In the cases of bipolar disorder artists, writers and other types of creators, a struggle away from illness may give power to their work; this is sometimes true for emotionally ill creative persons in general. However, such illness itself is neither causative nor facilitative of creativity and it incurs a serious loss to society. Effective psychiatric treatment is therefore vital. One of the impediments to such treatment is that many creative people often erroneously believe in an intrinsic connection between suffering and mental illness. They too have followed the romantic myth of Western society that tampering with or ameliorating their illness will damage their creative talent. As a result, they often resist seeking treatment or if they eventually accept it, they are openly or covertly non-compliant.

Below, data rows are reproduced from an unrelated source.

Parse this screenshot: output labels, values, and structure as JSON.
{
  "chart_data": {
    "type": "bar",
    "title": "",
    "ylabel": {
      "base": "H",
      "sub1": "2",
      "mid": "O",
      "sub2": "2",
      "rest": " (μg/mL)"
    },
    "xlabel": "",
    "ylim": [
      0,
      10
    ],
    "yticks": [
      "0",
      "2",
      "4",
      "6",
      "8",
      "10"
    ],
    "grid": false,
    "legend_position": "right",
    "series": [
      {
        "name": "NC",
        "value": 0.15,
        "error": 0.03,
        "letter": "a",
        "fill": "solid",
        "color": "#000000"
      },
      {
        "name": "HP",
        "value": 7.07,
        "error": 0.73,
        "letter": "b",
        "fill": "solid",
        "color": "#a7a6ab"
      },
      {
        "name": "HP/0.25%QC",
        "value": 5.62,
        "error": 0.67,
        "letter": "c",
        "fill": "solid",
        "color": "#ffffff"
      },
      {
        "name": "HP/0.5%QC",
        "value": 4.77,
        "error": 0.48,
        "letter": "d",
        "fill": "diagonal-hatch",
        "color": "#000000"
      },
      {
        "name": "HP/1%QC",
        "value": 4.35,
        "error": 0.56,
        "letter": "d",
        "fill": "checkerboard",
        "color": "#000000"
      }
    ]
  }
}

Robert Lowell, for example, frequently stopped taking lithium carbonate for extended periods of time, with resulting severe manic episodes. One approach I have found to such non-compliance, either with medication regimens or with psychotherapy or both, is to apprise such patients that, by and large, creativity is improved with proper treatment rather than impeded.

Another type of treatment issue is the tendency for practitioners either to overestimate or to underestimate the creative patient. Underestimation occurs when there is lack of appreciation for the complexities of creative work, the special difficulties in achieving success in artistic fields, the patient’s need for extraordinary persistence, or simply an absent aesthetic sensibility. This underestimation results in biases and faulty or even destructive therapeutic intervention and support. Overestimation may also be destructive when a therapist withholds needed interventions and courses of treatment or otherwise suspends sound clinical judgment either out of excessive fear of undermining creative work or because of awe or misassessment of the patient’s accomplishments.

For example, the famous Ernest Hemingway was apparently prematurely discharged from the Mayo Clinic because of an overestimation of his judgment and capacities. Shortly after, the author returned home and shot himself. A major treatment issue for creative persons with bipolar disorder is the risk of cognitive impairment resulting from otherwise effective treatment modalities. By and large, high levels of cognitive capacity are required for creative activities and some possible deleterious effects to this capacity result both from ECT and lithium carbonate treatment.

With ECT, sometimes a critically important and life-saving treatment in bipolar disorder, there is an attendant memory loss and dysfunction which is usually short-lived but may become prolonged and to some degree permanent. With lithium carbonate, there have been valuable lithium effects with creative patients: some improvement in the severely ill; a decline in productivity in those who believed their creativity depended on mania; no decrease in productivity but some qualitative changes in their work in a small number of patients.

Unless lithium carbonate and ECT are necessary for the treatment, it is usually preferable to use anticonvulsants for bipolar disorder in creative people. Carbamazepine, valproate, and lamotrigine have clinically demonstrated high levels of effectiveness with no definite evidence of accompanying cognitive impairment. Calcium channel blockers such as verapamil have also been used with some benefit and little side effect.

Psychotherapy, with or without medication use, remains a treatment of choice for creative patients with bipolar disorder. Once myths about connections between creativity and mental illness are dispelled, creative persons do especially well in psychotherapy. They generally prize exploratory activity and are independent minded and therefore benefit both from the opportunity for self-exploration and the intrinsic and detailed freedom of choice about change. For both highly creative persons as well as lesser ones, psychotherapy helps to resolve the conflicts and anxiety connected with creative work, bipolar disorder, and everyday life; it promotes medication compliance when necessary, and also may function as a support for the development and maintenance of a creative identity, the inner confidence and belief in one’s creative capacities, an all-important factor in creativity.